26.02.2007 / Titel / Seite 1

Antrag auf Angriff

 

Knut Mellenthin
Israel hat die USA um Erlaubnis gebeten, den Luftraum über Irak für Militärschläge gegen Iran nutzen zu dürfen. Das berichtete am Sonnabend die britische Tageszeitung Daily Telegraph unter Berufung auf militärische Quellen in Israel. Zwischen den Regierungen in Jerusalem und Wa­shington fänden derzeit Verhandlungen über einen Alleingang Israels gegen Teheran statt, schreibt das Londoner Blatt. Aus dem israelischen Verteidigungsministerium kam ein eher schwaches Dementi. Die US-Regierung enthielt sich eines Kommentars.

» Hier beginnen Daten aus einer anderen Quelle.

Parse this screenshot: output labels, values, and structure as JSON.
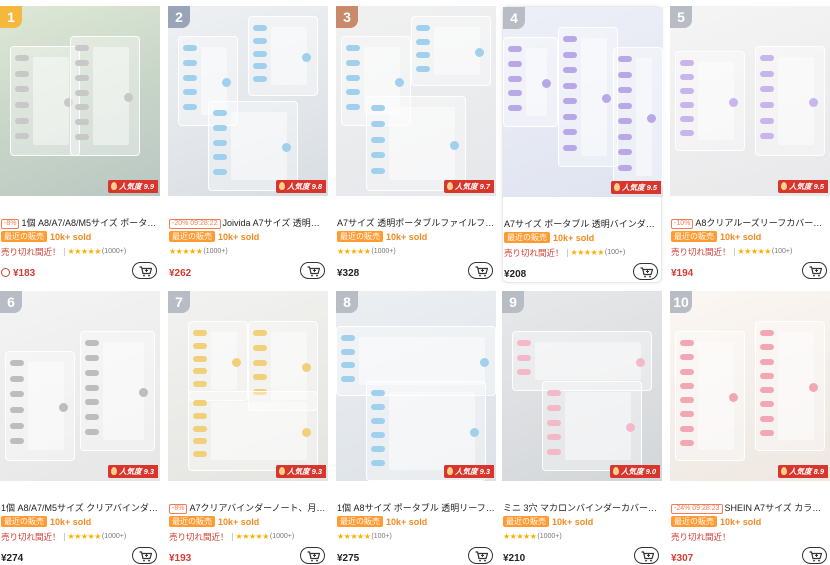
{
  "products": [
    {
      "rank": "1",
      "rank_style": "gold",
      "bg": "c1",
      "popularity": "人気度 9.9",
      "discount": "-8%",
      "title": "1個 A8/A7/A8/M5サイズ ポータ…",
      "sales_tag": "最近の販売",
      "sold": "10k+ sold",
      "stock": "売り切れ間近！",
      "stars": "★★★★★",
      "reviews": "(1000+)",
      "price": "¥183",
      "price_style": "red",
      "clock": true,
      "highlight": false,
      "ring": "#c8c8c8"
    },
    {
      "rank": "2",
      "rank_style": "silver",
      "bg": "c2",
      "popularity": "人気度 9.8",
      "discount": "-20% 09:28:22",
      "title": "Joivida A7サイズ 透明…",
      "sales_tag": "最近の販売",
      "sold": "10k+ sold",
      "stock": "",
      "stars": "★★★★★",
      "reviews": "(1000+)",
      "price": "¥262",
      "price_style": "red",
      "clock": false,
      "highlight": false,
      "ring": "#9fd0ee"
    },
    {
      "rank": "3",
      "rank_style": "bronze",
      "bg": "c3",
      "popularity": "人気度 9.7",
      "discount": "",
      "title": "A7サイズ 透明ポータブルファイルフ…",
      "sales_tag": "最近の販売",
      "sold": "10k+ sold",
      "stock": "",
      "stars": "★★★★★",
      "reviews": "(1000+)",
      "price": "¥328",
      "price_style": "black",
      "clock": false,
      "highlight": false,
      "ring": "#9fd0ee"
    },
    {
      "rank": "4",
      "rank_style": "grey",
      "bg": "c4",
      "popularity": "人気度 9.5",
      "discount": "",
      "title": "A7サイズ ポータブル 透明バインダー…",
      "sales_tag": "最近の販売",
      "sold": "10k+ sold",
      "stock": "売り切れ間近！",
      "stars": "★★★★★",
      "reviews": "(100+)",
      "price": "¥208",
      "price_style": "black",
      "clock": false,
      "highlight": true,
      "ring": "#b9a8e8"
    },
    {
      "rank": "5",
      "rank_style": "grey",
      "bg": "c5",
      "popularity": "人気度 9.5",
      "discount": "-10%",
      "title": "A8クリアルーズリーフカバー、…",
      "sales_tag": "最近の販売",
      "sold": "10k+ sold",
      "stock": "売り切れ間近！",
      "stars": "★★★★★",
      "reviews": "(100+)",
      "price": "¥194",
      "price_style": "red",
      "clock": false,
      "highlight": false,
      "ring": "#c7b6ee"
    },
    {
      "rank": "6",
      "rank_style": "grey",
      "bg": "c6",
      "popularity": "人気度 9.3",
      "discount": "",
      "title": "1個 A8/A7/M5サイズ クリアバインダ…",
      "sales_tag": "最近の販売",
      "sold": "10k+ sold",
      "stock": "売り切れ間近！",
      "stars": "★★★★★",
      "reviews": "(1000+)",
      "price": "¥274",
      "price_style": "black",
      "clock": false,
      "highlight": false,
      "ring": "#bdbdbd"
    },
    {
      "rank": "7",
      "rank_style": "grey",
      "bg": "c7",
      "popularity": "人気度 9.3",
      "discount": "-8%",
      "title": "A7クリアバインダーノート、月…",
      "sales_tag": "最近の販売",
      "sold": "10k+ sold",
      "stock": "売り切れ間近！",
      "stars": "★★★★★",
      "reviews": "(1000+)",
      "price": "¥193",
      "price_style": "red",
      "clock": false,
      "highlight": false,
      "ring": "#f2d07a"
    },
    {
      "rank": "8",
      "rank_style": "grey",
      "bg": "c8",
      "popularity": "人気度 9.3",
      "discount": "",
      "title": "1個 A8サイズ ポータブル 透明リーフ…",
      "sales_tag": "最近の販売",
      "sold": "10k+ sold",
      "stock": "",
      "stars": "★★★★★",
      "reviews": "(100+)",
      "price": "¥275",
      "price_style": "black",
      "clock": false,
      "highlight": false,
      "ring": "#9fd0ee"
    },
    {
      "rank": "9",
      "rank_style": "grey",
      "bg": "c9",
      "popularity": "人気度 9.0",
      "discount": "",
      "title": "ミニ 3穴 マカロンバインダーカバー…",
      "sales_tag": "最近の販売",
      "sold": "10k+ sold",
      "stock": "",
      "stars": "★★★★★",
      "reviews": "(1000+)",
      "price": "¥210",
      "price_style": "black",
      "clock": false,
      "highlight": false,
      "ring": "#f4b9c9"
    },
    {
      "rank": "10",
      "rank_style": "grey",
      "bg": "c10",
      "popularity": "人気度 8.9",
      "discount": "-24% 09:28:23",
      "title": "SHEIN A7サイズ カラ…",
      "sales_tag": "最近の販売",
      "sold": "10k+ sold",
      "stock": "売り切れ間近！",
      "stars": "",
      "reviews": "",
      "price": "¥307",
      "price_style": "red",
      "clock": false,
      "highlight": false,
      "ring": "#f3a6b4"
    }
  ]
}
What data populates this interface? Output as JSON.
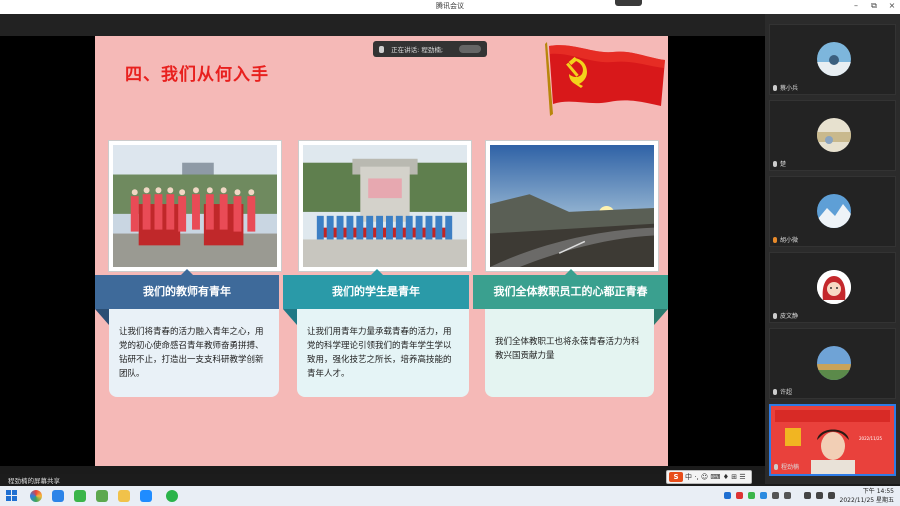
{
  "window": {
    "title": "腾讯会议",
    "minimize_glyph": "–",
    "maximize_glyph": "⧉",
    "close_glyph": "×"
  },
  "speaking": {
    "label": "正在讲话: 程劲楠;"
  },
  "slide": {
    "title": "四、我们从何入手",
    "cards": [
      {
        "heading": "我们的教师有青年",
        "body": "让我们将青春的活力融入青年之心，用党的初心使命感召青年教师奋勇拼搏、钻研不止，打造出一支支科研教学创新团队。",
        "head_color": "#3e6a9a",
        "body_color": "#e9f1f7"
      },
      {
        "heading": "我们的学生是青年",
        "body": "让我们用青年力量承载青春的活力，用党的科学理论引领我们的青年学生学以致用，强化技艺之所长，培养高技能的青年人才。",
        "head_color": "#2a9aa8",
        "body_color": "#e5f4f6"
      },
      {
        "heading": "我们全体教职员工的心都正青春",
        "body": "我们全体教职工也将永葆青春活力为科教兴国贡献力量",
        "head_color": "#3aa08f",
        "body_color": "#e4f4f1"
      }
    ]
  },
  "participants": [
    {
      "name": "蔡小兵",
      "avatar": "sky-photo"
    },
    {
      "name": "楚",
      "avatar": "ship-photo"
    },
    {
      "name": "胡小微",
      "avatar": "mountain-photo"
    },
    {
      "name": "皮文静",
      "avatar": "cartoon-girl"
    },
    {
      "name": "许超",
      "avatar": "field-photo"
    },
    {
      "name": "程劲楠",
      "avatar": "camera-feed",
      "video_caption": "2022/11/25"
    }
  ],
  "share_notice": "程劲楠的屏幕共享",
  "ime": {
    "logo": "S",
    "items": "中 ·, ☺ ⌨ ♦ ⊞ ☰"
  },
  "clock": {
    "time": "下午 14:55",
    "date": "2022/11/25 星期五"
  },
  "colors": {
    "slide_bg": "#f5b9b7",
    "title_red": "#e8201e",
    "flag_red": "#d8181a",
    "flag_gold": "#f3d21b",
    "active_border": "#2e7be6"
  }
}
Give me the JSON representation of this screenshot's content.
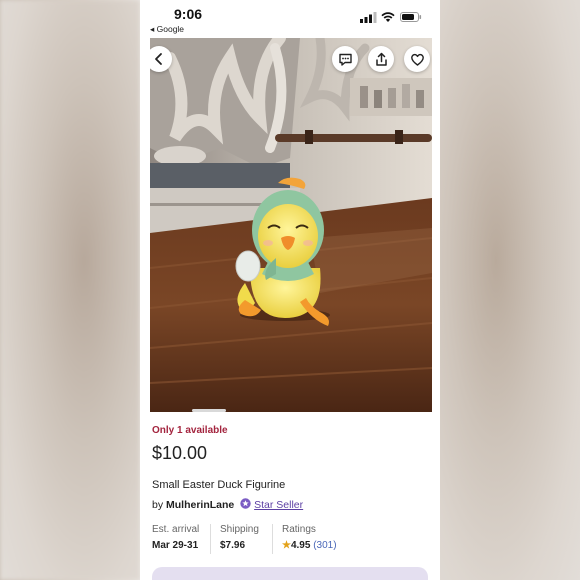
{
  "status_bar": {
    "time": "9:06",
    "back_app": "◂ Google"
  },
  "listing": {
    "availability": "Only 1 available",
    "price": "$10.00",
    "title": "Small Easter Duck Figurine",
    "by_label": "by",
    "seller_name": "MulherinLane",
    "seller_badge": "Star Seller",
    "est_arrival_label": "Est. arrival",
    "est_arrival_value": "Mar 29-31",
    "shipping_label": "Shipping",
    "shipping_value": "$7.96",
    "ratings_label": "Ratings",
    "rating_value": "4.95",
    "rating_count": "(301)"
  },
  "icons": {
    "back": "chevron-left-icon",
    "message": "message-icon",
    "share": "share-icon",
    "favorite": "heart-icon"
  },
  "colors": {
    "availability": "#a3243e",
    "star_seller": "#5c3fa3",
    "rating_star": "#e3a21a"
  }
}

Dem Telegraph zufolge haben Tempo und Ausmaß der israelischen Angriffsvorbereitungen seit Anfang des Jahres zugenommen. Grundlage sei eine »Einschätzung« des israelischen Auslandsgeheimdienstes Mossad, wonach Iran schon in zwei Jahren genug Material für einen atomaren Sprengkopf besitzen könnte. Dabei handelt es sich aber offenbar um eine von der Politik diktierte Behauptung, die im Widerspruch zu allen bekannten US-amerikanischen und britischen Analysen steht. Gerade erst in der vergangenen Woche konstatierte der Chef der Internationalen Atomenergiebehörde IAEA, Mohamed ElBaradei, daß Iran noch fünf bis zehn Jahre von der Entwicklung einer Atombombe entfernt sei. Vorausgesetzt, Teheran würde an solchen Waffen überhaupt arbeiten, wofür die IAEA bisher keinerlei Anzeichen gefunden habe. Israelische Stellen behaupten seit nunmehr 15 Jahren, daß Iran kurz vor dem Besitz eigener Atomwaffen stehe.

Im Anschluß an die Meldung des Telegraph behauptete am Sonntag die kuwaitische Tageszeitung Al Sisaya, Israel habe durch Vermittlung der US-Regierung auch drei Golfstaaten um Überflugrechte für Angriffe gegen Iran gebeten. Es soll sich dabei um Katar, Oman und die Vereinigten Arabischen Emirate handeln. Keiner der drei Staaten habe Einwände geäußert.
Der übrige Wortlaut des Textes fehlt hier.